October/November 2021 Vacation Day 15 · · PAGE 49.
November 9, 2021: Tuesday continues on
US 17 in South Carolina with the resort towns of North Myrtle Beach and Myrtle
Beach behind us and a full tank of fuel for today's travels down to our next motel
in Charleston, SC. The town of Pawleys Island is about 16.5 miles south of where
we got on US 17 on the previous page. The highway has been close to the
Atlantic Ocean for quite a ways. This is where it turns inland by about 8
miles going to Georgetown, SC.
There is plenty of forest land between Pawleys Island and the city of
The Waccamaw River is part of the Intracoastal Waterway as it winds
through the low country of South Carolina near the Atlantic coast.
These historic district signs catch my attention often. We turned left
here at 12:11 PM to see the town. Each building in every town has its own
place and story about daily American Life.
Broad Street lives up to its name with the on-street parking on both sides
and room for more than two lanes of traffic as seen here. The city park by
the island in the Sampit River with its trees are the icing on the cake.
Here is closer look at the park where Broad Street meets Front Street.
The view below is looking northwest on Front Street from the intersection with
Broad Street that reveals the sign post at the "center" of town and a
number of prosperous businesses here. We drove up this street during our
quick tour of this area.
Looking in the opposite direction on Front Street reveals more prosperity
of the town, and a large clock tower. We did not go down this street in
our car today.
I moved closer to the clock tower with an image from the Google Earth
camera vehicle to get more details.
I was very glad to see when the Google Earth camera car was directly in
front of the clock tower and how clear the writing on this plaque was and that
it is legible. It tells of the MARQUIS DE LAFAYETTE making his first
landing in the colonies here is Georgetown, South Carolina accompanied by Baron
De Kalb in June 1777. "He came to draw his sword for the young
republic in the hour of her greatest need." Both these men joined
General George Washington at Valley Forge in the winter of 1777 as seen in
earlier pages of this web site about our vacation trip. The daughters of
the American Revolution sponsored this plaque.
Here is the Google Earth aerial view of Downtown Georgetown that was
captured on September 2, 2021.
Front Street meets US 17 at a street corner where the LIBERTY steel mill
begins its plant here in Georgetown. We turned this corner and got back on
US 17 going south toward Charleston at 12:16 PM.
There are a number of big buildings stretched out along US 17. There
is rail service and a waterway behind these buildings.

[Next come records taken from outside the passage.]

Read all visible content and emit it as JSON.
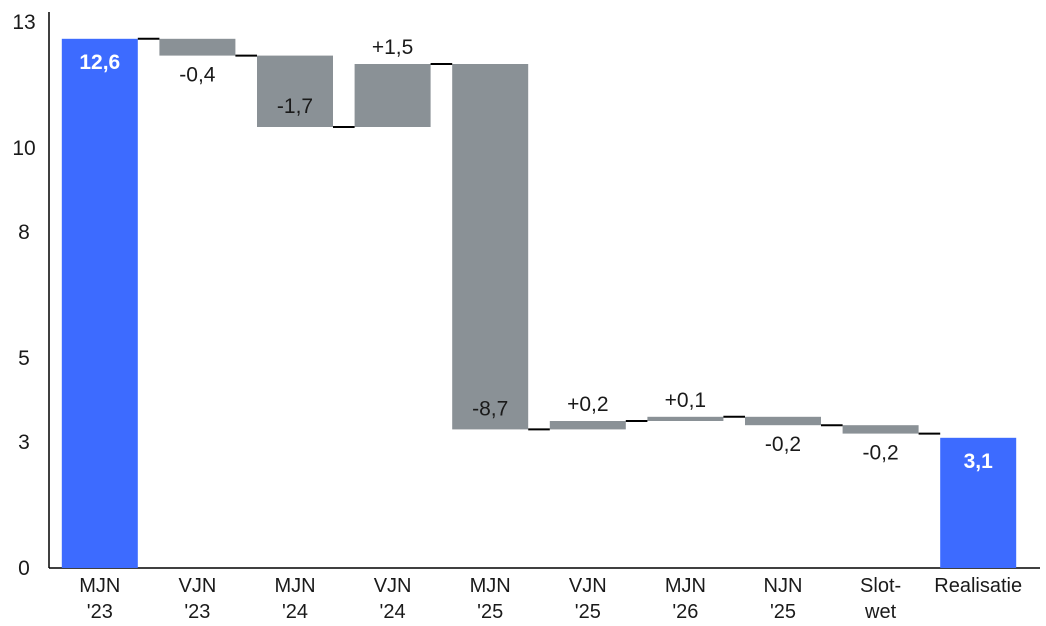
{
  "chart_data": {
    "type": "bar",
    "subtype": "waterfall",
    "categories": [
      [
        "MJN",
        "'23"
      ],
      [
        "VJN",
        "'23"
      ],
      [
        "MJN",
        "'24"
      ],
      [
        "VJN",
        "'24"
      ],
      [
        "MJN",
        "'25"
      ],
      [
        "VJN",
        "'25"
      ],
      [
        "MJN",
        "'26"
      ],
      [
        "NJN",
        "'25"
      ],
      [
        "Slot-",
        "wet"
      ],
      [
        "Realisatie"
      ]
    ],
    "values": [
      12.6,
      -0.4,
      -1.7,
      1.5,
      -8.7,
      0.2,
      0.1,
      -0.2,
      -0.2,
      3.1
    ],
    "is_total": [
      true,
      false,
      false,
      false,
      false,
      false,
      false,
      false,
      false,
      true
    ],
    "data_labels": [
      "12,6",
      "-0,4",
      "-1,7",
      "+1,5",
      "-8,7",
      "+0,2",
      "+0,1",
      "-0,2",
      "-0,2",
      "3,1"
    ],
    "y_ticks": [
      0,
      3,
      5,
      8,
      10,
      13
    ],
    "ylim": [
      0,
      13
    ],
    "title": "",
    "xlabel": "",
    "ylabel": "",
    "grid": false,
    "legend": "none",
    "colors": {
      "total": "#3D6BFF",
      "change": "#8A9196",
      "connector": "#000000",
      "axis": "#000000"
    }
  }
}
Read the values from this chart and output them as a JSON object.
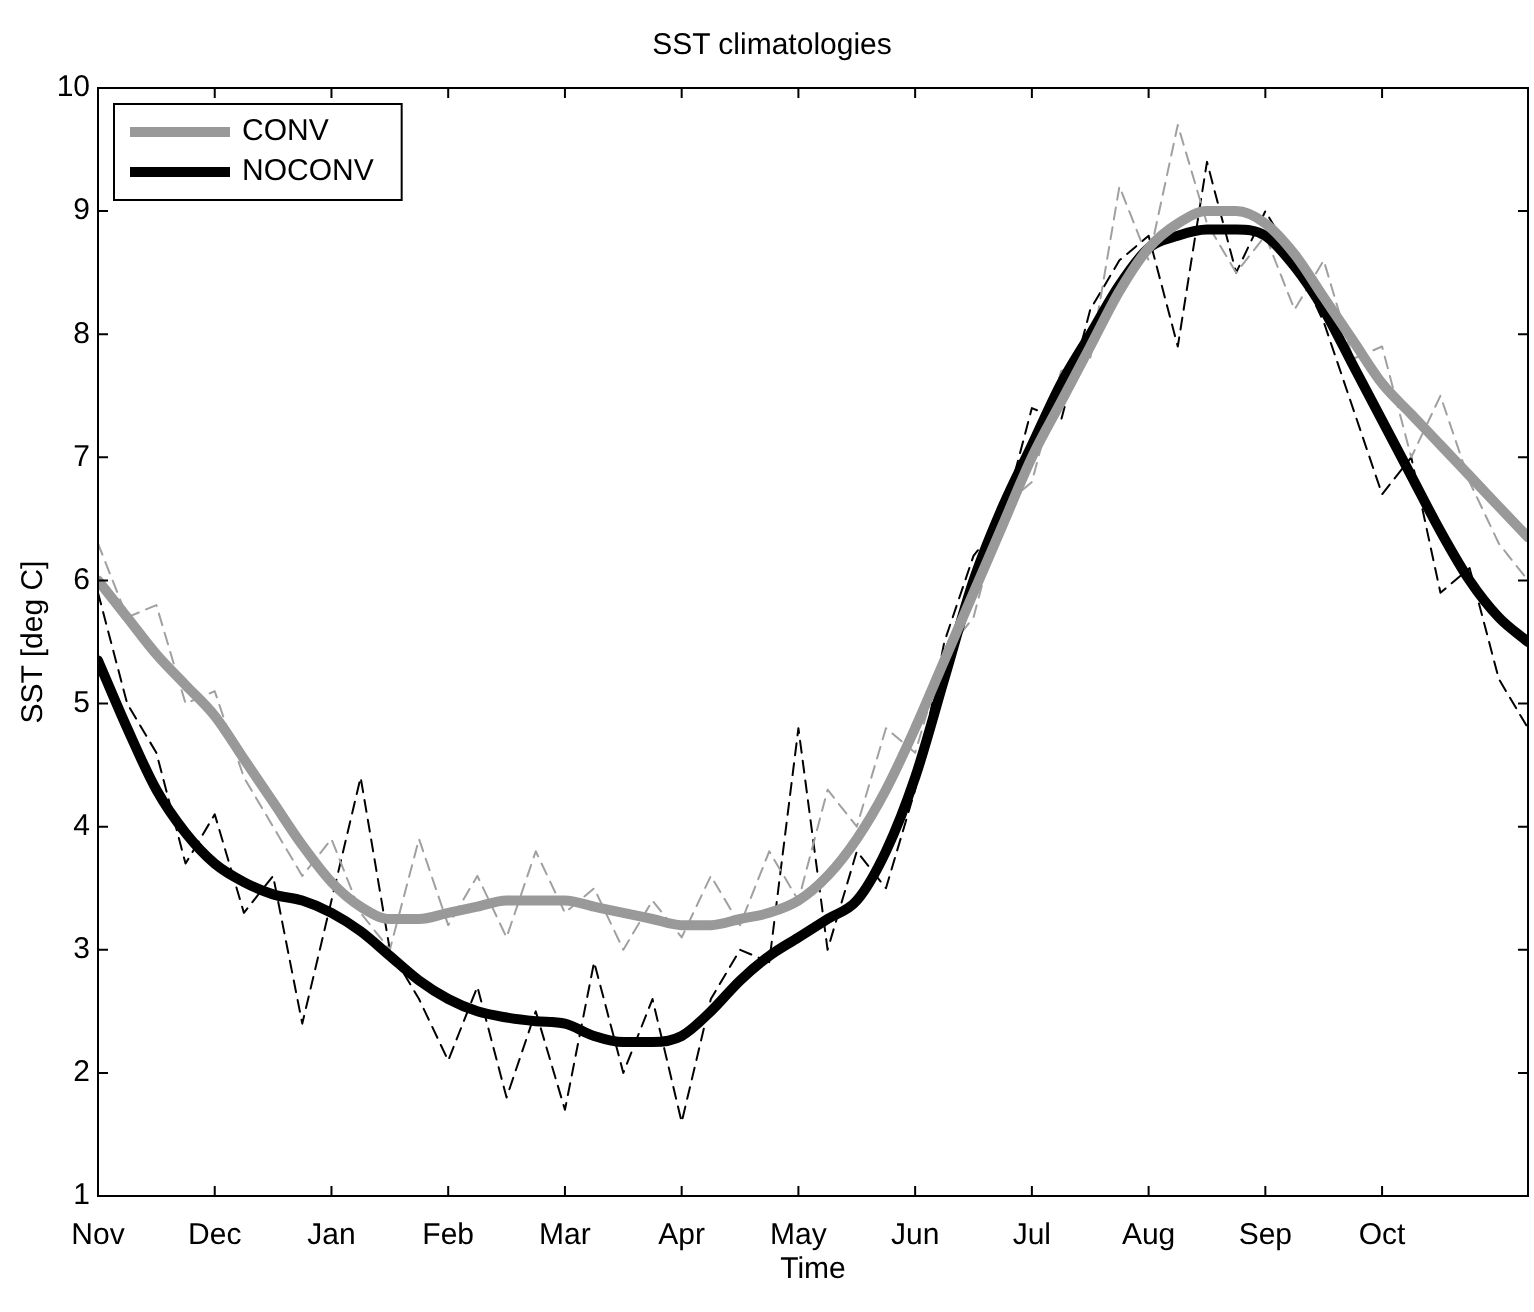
{
  "chart_data": {
    "type": "line",
    "title": "SST climatologies",
    "xlabel": "Time",
    "ylabel": "SST [deg C]",
    "categories": [
      "Nov",
      null,
      null,
      null,
      "Dec",
      null,
      null,
      null,
      "Jan",
      null,
      null,
      null,
      "Feb",
      null,
      null,
      null,
      "Mar",
      null,
      null,
      null,
      "Apr",
      null,
      null,
      null,
      "May",
      null,
      null,
      null,
      "Jun",
      null,
      null,
      null,
      "Jul",
      null,
      null,
      null,
      "Aug",
      null,
      null,
      null,
      "Sep",
      null,
      null,
      null,
      "Oct",
      null,
      null,
      null,
      null,
      null
    ],
    "ylim": [
      1,
      10
    ],
    "yticks": [
      1,
      2,
      3,
      4,
      5,
      6,
      7,
      8,
      9,
      10
    ],
    "grid": false,
    "legend": "top left",
    "marker": "none",
    "series": [
      {
        "color": "#a0a0a0",
        "line_style": "dashed",
        "values": [
          6.3,
          5.7,
          5.8,
          5.0,
          5.1,
          4.4,
          4.0,
          3.6,
          3.9,
          3.3,
          3.0,
          3.9,
          3.2,
          3.6,
          3.1,
          3.8,
          3.3,
          3.5,
          3.0,
          3.4,
          3.1,
          3.6,
          3.2,
          3.8,
          3.4,
          4.3,
          4.0,
          4.8,
          4.6,
          5.4,
          5.7,
          6.6,
          6.8,
          7.7,
          7.8,
          9.2,
          8.6,
          9.7,
          8.9,
          8.5,
          8.8,
          8.2,
          8.6,
          7.8,
          7.9,
          7.0,
          7.5,
          6.8,
          6.3,
          6.0
        ]
      },
      {
        "color": "#000000",
        "line_style": "dashed",
        "values": [
          5.9,
          5.0,
          4.6,
          3.7,
          4.1,
          3.3,
          3.6,
          2.4,
          3.4,
          4.4,
          3.0,
          2.6,
          2.1,
          2.7,
          1.8,
          2.5,
          1.7,
          2.9,
          2.0,
          2.6,
          1.6,
          2.6,
          3.0,
          2.9,
          4.8,
          3.0,
          3.8,
          3.5,
          4.3,
          5.5,
          6.2,
          6.5,
          7.4,
          7.3,
          8.2,
          8.6,
          8.8,
          7.9,
          9.4,
          8.5,
          9.0,
          8.6,
          8.1,
          7.4,
          6.7,
          7.0,
          5.9,
          6.1,
          5.2,
          4.8
        ]
      },
      {
        "name": "CONV",
        "color": "#999999",
        "line_style": "solid",
        "values": [
          6.0,
          5.7,
          5.4,
          5.15,
          4.9,
          4.55,
          4.2,
          3.85,
          3.55,
          3.35,
          3.25,
          3.25,
          3.3,
          3.35,
          3.4,
          3.4,
          3.4,
          3.35,
          3.3,
          3.25,
          3.2,
          3.2,
          3.25,
          3.3,
          3.4,
          3.6,
          3.9,
          4.3,
          4.8,
          5.35,
          5.9,
          6.45,
          7.0,
          7.45,
          7.9,
          8.35,
          8.7,
          8.9,
          9.0,
          9.0,
          8.9,
          8.65,
          8.3,
          7.95,
          7.6,
          7.35,
          7.1,
          6.85,
          6.6,
          6.35
        ]
      },
      {
        "name": "NOCONV",
        "color": "#000000",
        "line_style": "solid",
        "values": [
          5.35,
          4.8,
          4.3,
          3.95,
          3.7,
          3.55,
          3.45,
          3.4,
          3.3,
          3.15,
          2.95,
          2.75,
          2.6,
          2.5,
          2.45,
          2.42,
          2.4,
          2.3,
          2.25,
          2.25,
          2.3,
          2.5,
          2.75,
          2.95,
          3.1,
          3.25,
          3.4,
          3.8,
          4.4,
          5.2,
          6.0,
          6.6,
          7.1,
          7.6,
          8.0,
          8.4,
          8.7,
          8.8,
          8.85,
          8.85,
          8.8,
          8.55,
          8.2,
          7.75,
          7.3,
          6.85,
          6.4,
          6.0,
          5.7,
          5.5
        ]
      }
    ]
  }
}
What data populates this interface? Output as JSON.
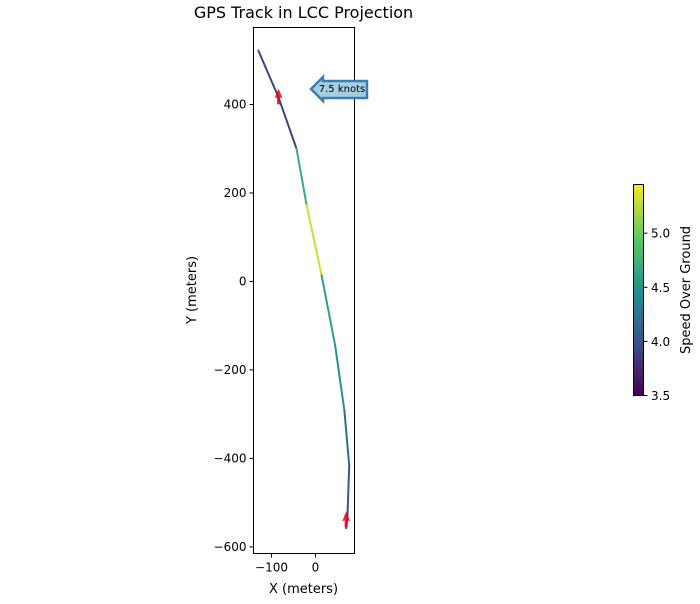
{
  "chart_data": {
    "type": "line",
    "title": "GPS Track in LCC Projection",
    "xlabel": "X (meters)",
    "ylabel": "Y (meters)",
    "xlim": [
      -141,
      89
    ],
    "ylim": [
      -615,
      574
    ],
    "xticks": [
      -100,
      0
    ],
    "xtick_labels": [
      "−100",
      "0"
    ],
    "yticks": [
      400,
      200,
      0,
      -200,
      -400,
      -600
    ],
    "ytick_labels": [
      "400",
      "200",
      "0",
      "−200",
      "−400",
      "−600"
    ],
    "grid": false,
    "track": {
      "x": [
        -130,
        -84,
        -43,
        -20,
        14,
        45,
        66,
        77,
        73,
        70
      ],
      "y": [
        522,
        416,
        300,
        172,
        14,
        -145,
        -292,
        -416,
        -529,
        -558
      ],
      "segment_speed": [
        3.9,
        3.9,
        4.7,
        5.3,
        4.6,
        4.5,
        4.2,
        4.0,
        4.0
      ]
    },
    "direction_arrows": [
      {
        "x": -84,
        "y": 416,
        "direction": "up",
        "color": "#e8001c"
      },
      {
        "x": 70,
        "y": -540,
        "direction": "up",
        "color": "#e8001c"
      }
    ],
    "annotation": {
      "text": "7.5 knots",
      "x": 0,
      "y": 430,
      "arrow_direction": "left",
      "facecolor": "#a6cee3",
      "edgecolor": "#3a7db5"
    },
    "colorbar": {
      "label": "Speed Over Ground",
      "colormap": "viridis",
      "range": [
        3.5,
        5.45
      ],
      "ticks": [
        3.5,
        4.0,
        4.5,
        5.0
      ],
      "tick_labels": [
        "3.5",
        "4.0",
        "4.5",
        "5.0"
      ]
    }
  }
}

This image picks up where the one above ends showing more buildings to
support a steel mill.
US 17 has a left turn down by what appears to be the end of the steel mill
property adjacent to the highway. Front Street is way down there where a
red car and two others are visible about half a mile from this curve in the
The big bridge ahead is a good sign we are leaving the town of Georgetown,
South Carolina. The green sign points to a paper mill on the other side of
the highway along with the State Port Pier number 31 also connected to the
waterway. Access to the steel mill is from a frontage road that passes
under the bridge on this side of the river ahead.
We were headed south on US 17 this day. I wanted to use the bridge
southwest of the city to get this image below, using the high point on the
northbound bridge that gave more details showing the paper mill on the left, the
steel mill and the waterway visible on the right side of the image below.
Large areas of pine forests line both side of US 17 for many miles
southwest of Georgetown serve as a supply of pulp wood for the International Paper
mill seen in the image above.
There are two branches to the Santee River in this part of the
state. This one is the NORTH Santee River. They are not that far
apart in this part of the South Carolina low country. This bridge crosses
the river where it is only 2/10ths of a mile across the water, but the bridge is
about 4/10ths of mile to a point on the other side to reach terra firma.
The SOUTH Santee river is about TWO miles from the North Santee
river. Both bridges have some part of the bridge over swampy land before
reaching the other side of their rivers. This bridge has about 2/10ths of
a mile of elevated roadway before crossing the actual river for another 1/10th
of a mile.
Sometimes there are nice road signs that can almost be hidden in the
roadside bushes. Here is one of those signs.
One of the old rice plantations known as Hampton is in this town is on
tributary on the west shore of the South Santee River as seen below.
How many times have we heard people say "it's just a wide spot in the
road" when talking about an intersection with a gas station on both sides
of the highway. The nearby small town of Mc Clellanville currently has
about 500 residents and an historic past with a few mansions from the planters
who lived along the rivers and in the town. This town is also connected to
the Intracoastal Waterway.
The center median returns after US 17 passes through Mc Clellanville with
speed limit up to a good level for cruising on an open road.